Signage outside the International Monetary Fund (IMF) headquarters in Washington, D.C., U.S., April 19, 2022. /CFP

The International Monetary Fund (IMF) has raised the weighting of the Chinese yuan, also known as the renminbi, in the Special Drawing Right (SDR) currency basket, according to a press release on Saturday.

In its latest SDR valuation review completed on Wednesday, the organization raised the yuan's weighting to 12.28 percent from 10.92 percent and the U.S. dollar's weighting from 41.73 percent to 43.38 percent. The other three currencies in the basket, the euro, Japanese yen and British pound, had their weightings reduced.
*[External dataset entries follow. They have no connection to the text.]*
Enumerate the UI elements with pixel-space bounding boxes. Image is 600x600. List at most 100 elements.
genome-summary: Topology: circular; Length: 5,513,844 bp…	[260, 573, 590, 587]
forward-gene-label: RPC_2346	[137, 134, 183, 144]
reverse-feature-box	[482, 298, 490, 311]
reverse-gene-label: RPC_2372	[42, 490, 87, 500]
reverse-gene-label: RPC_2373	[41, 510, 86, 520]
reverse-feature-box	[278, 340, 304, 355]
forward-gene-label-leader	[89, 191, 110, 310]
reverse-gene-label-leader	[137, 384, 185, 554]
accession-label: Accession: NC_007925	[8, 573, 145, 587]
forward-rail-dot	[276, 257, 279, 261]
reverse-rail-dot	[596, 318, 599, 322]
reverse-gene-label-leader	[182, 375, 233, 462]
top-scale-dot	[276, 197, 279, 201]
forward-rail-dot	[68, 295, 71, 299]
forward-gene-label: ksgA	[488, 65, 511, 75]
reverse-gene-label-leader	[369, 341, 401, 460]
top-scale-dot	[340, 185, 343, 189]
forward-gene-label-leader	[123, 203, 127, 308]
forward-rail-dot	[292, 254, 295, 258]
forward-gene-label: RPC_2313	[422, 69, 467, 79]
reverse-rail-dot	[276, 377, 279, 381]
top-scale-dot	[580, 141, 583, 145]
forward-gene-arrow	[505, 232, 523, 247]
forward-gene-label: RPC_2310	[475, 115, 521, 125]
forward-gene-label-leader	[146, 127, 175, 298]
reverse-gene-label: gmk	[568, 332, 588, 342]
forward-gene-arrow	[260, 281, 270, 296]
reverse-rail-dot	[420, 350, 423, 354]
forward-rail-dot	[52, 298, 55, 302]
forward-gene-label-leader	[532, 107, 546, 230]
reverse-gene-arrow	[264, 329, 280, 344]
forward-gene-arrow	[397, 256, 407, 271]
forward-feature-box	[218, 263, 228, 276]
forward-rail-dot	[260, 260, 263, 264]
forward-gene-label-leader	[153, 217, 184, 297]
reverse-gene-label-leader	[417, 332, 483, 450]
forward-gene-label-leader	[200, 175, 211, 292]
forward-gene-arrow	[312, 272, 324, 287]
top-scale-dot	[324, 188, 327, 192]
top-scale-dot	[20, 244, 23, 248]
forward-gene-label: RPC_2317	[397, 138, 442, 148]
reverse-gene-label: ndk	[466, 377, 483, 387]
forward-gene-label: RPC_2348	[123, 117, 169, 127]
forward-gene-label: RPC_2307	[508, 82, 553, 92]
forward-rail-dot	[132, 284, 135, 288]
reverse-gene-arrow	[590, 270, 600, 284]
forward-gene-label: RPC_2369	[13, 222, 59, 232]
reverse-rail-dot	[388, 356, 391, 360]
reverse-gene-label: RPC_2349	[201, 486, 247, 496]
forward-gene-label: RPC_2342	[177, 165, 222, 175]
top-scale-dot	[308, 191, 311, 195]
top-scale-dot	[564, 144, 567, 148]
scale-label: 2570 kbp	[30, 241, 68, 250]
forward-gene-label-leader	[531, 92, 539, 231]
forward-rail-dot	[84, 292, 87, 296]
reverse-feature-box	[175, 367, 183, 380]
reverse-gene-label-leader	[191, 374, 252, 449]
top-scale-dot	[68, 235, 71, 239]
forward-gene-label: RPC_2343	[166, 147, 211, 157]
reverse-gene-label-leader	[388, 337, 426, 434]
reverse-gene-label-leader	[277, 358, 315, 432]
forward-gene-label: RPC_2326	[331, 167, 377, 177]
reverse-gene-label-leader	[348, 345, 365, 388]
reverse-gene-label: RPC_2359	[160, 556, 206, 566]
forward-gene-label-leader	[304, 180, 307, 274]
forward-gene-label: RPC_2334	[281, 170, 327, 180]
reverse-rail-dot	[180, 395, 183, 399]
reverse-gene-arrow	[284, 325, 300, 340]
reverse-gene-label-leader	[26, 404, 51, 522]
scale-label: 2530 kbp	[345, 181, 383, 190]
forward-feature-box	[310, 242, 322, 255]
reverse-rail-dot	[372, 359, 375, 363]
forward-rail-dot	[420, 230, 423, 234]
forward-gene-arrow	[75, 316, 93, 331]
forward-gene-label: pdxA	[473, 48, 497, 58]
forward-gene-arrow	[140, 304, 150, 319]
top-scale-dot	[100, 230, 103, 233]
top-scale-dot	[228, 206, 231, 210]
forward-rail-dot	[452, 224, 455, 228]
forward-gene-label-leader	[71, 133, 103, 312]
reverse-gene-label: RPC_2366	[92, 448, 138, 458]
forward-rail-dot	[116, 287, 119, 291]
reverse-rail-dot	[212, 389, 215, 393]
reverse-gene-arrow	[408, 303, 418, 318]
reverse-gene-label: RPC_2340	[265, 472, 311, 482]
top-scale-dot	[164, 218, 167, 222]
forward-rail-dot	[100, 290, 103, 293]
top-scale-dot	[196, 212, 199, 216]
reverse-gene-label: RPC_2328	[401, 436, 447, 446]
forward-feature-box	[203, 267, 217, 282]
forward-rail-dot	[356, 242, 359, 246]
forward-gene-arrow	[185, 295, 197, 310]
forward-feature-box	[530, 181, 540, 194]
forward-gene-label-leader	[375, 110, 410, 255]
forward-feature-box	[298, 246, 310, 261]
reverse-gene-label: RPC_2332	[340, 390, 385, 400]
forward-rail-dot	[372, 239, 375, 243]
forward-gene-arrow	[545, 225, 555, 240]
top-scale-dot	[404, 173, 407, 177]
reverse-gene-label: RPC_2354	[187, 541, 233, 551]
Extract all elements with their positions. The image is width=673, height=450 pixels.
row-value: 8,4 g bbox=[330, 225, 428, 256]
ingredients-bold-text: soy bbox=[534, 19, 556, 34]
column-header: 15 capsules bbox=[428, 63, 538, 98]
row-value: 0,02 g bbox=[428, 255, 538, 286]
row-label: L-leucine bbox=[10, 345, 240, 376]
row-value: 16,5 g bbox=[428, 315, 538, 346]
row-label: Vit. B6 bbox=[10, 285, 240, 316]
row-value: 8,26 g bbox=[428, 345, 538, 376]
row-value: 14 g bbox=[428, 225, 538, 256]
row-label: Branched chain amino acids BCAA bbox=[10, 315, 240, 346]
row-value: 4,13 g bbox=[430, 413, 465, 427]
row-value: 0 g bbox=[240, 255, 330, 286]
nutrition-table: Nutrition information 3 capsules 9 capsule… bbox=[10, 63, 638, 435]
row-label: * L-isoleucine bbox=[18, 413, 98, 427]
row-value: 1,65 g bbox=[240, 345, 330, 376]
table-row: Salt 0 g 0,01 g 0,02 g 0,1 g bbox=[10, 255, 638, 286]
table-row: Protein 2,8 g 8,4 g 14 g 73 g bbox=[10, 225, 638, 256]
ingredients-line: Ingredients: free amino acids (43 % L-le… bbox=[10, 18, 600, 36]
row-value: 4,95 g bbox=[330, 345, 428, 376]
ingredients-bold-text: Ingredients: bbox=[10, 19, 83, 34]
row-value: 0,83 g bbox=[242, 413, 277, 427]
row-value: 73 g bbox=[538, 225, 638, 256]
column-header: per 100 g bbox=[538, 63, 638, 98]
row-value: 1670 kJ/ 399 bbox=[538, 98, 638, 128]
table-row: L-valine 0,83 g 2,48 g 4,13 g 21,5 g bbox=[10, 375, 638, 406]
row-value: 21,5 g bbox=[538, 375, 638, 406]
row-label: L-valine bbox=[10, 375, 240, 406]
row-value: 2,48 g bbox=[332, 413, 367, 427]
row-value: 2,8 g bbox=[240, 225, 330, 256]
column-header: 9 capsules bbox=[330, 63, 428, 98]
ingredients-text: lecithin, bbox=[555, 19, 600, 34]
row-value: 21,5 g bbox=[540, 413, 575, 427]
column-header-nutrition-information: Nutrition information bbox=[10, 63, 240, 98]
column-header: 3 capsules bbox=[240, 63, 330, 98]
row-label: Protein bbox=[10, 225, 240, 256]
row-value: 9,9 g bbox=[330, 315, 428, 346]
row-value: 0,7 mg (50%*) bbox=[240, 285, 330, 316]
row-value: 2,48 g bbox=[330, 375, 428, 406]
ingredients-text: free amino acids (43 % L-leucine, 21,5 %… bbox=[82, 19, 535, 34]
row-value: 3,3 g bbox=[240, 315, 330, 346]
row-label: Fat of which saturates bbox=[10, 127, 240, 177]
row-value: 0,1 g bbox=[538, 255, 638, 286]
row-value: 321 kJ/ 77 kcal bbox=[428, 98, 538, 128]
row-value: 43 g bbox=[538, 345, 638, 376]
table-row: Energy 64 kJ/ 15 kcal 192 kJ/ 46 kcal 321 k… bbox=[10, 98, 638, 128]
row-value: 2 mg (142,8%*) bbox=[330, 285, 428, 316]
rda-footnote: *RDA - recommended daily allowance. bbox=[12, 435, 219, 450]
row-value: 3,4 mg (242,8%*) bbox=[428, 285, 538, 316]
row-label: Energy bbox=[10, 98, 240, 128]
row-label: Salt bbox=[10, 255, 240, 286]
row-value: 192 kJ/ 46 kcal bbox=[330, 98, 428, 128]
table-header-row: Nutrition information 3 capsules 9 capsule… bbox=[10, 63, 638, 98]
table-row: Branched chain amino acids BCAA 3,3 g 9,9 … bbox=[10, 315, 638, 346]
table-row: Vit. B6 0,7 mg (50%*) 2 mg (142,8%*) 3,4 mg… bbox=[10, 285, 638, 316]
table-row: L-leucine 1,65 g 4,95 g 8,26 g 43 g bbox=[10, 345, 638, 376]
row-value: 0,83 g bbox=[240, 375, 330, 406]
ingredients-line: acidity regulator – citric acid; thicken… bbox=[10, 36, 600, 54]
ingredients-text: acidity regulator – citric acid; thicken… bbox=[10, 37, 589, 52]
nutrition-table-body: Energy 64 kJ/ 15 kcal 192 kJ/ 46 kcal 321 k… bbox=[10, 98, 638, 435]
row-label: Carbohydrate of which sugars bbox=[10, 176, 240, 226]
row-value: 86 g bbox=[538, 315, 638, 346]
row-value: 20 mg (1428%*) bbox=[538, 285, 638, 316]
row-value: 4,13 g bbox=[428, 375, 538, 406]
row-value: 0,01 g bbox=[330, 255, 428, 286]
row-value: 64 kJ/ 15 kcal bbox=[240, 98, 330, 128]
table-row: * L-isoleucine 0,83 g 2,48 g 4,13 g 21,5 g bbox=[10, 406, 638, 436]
The SDR is an international reserve asset to supplement the official reserves of the IMF member countries. The update retained the yuan's weighting in the third place in the SDR basket following the U.S. dollar and British pound. 

"Directors broadly acknowledged the progress made on financial market reforms in China, while calling for additional efforts to further open and deepen the onshore renminbi market," the statement read.

The increase in the weight of the renminbi reflects China's growing market share in goods and service exports and also shows China's position and resilience in the global supply chain under the impacts of the pandemic, said Guan Tao, global chief economist of Bank of China Securities, China Central Television reported on Sunday.

It is also a positive result of China's efforts in financial reform and opening up, and promoting the internationalization of the renminbi, he said, noting the renminbi has been the fifth-largest reserve currency and the eighth-largest foreign exchange transaction currency in the world.

The increase in the weight of the renminbi in SDR will help China promote reform and opening up in the financial sector, facilitate overseas investors' investment in China and further enhance policy and data transparency, Guan said. 

IMF directors concurred that neither the COVID-19 pandemic nor advances in fintech have had any major impact on the relative role of currencies in the SDR basket so far. They called for continuous monitoring of implications for the SDR valuation framework from fintech and other developments, including potential economic and financial fragmentation and high inflation.

Taking place about a year later than scheduled, as the Fund prioritized work related to the COVID-19 epidemic, the review on a five-year basis is the first since the yuan joined the currency basket in 2016.

According to the IMF, the change will come into effect on August 1 and the next review is set for 2027.

Addressing the SDR valuation review on Sunday, China's central bank said the country will continue to promote financial market reform and opening up.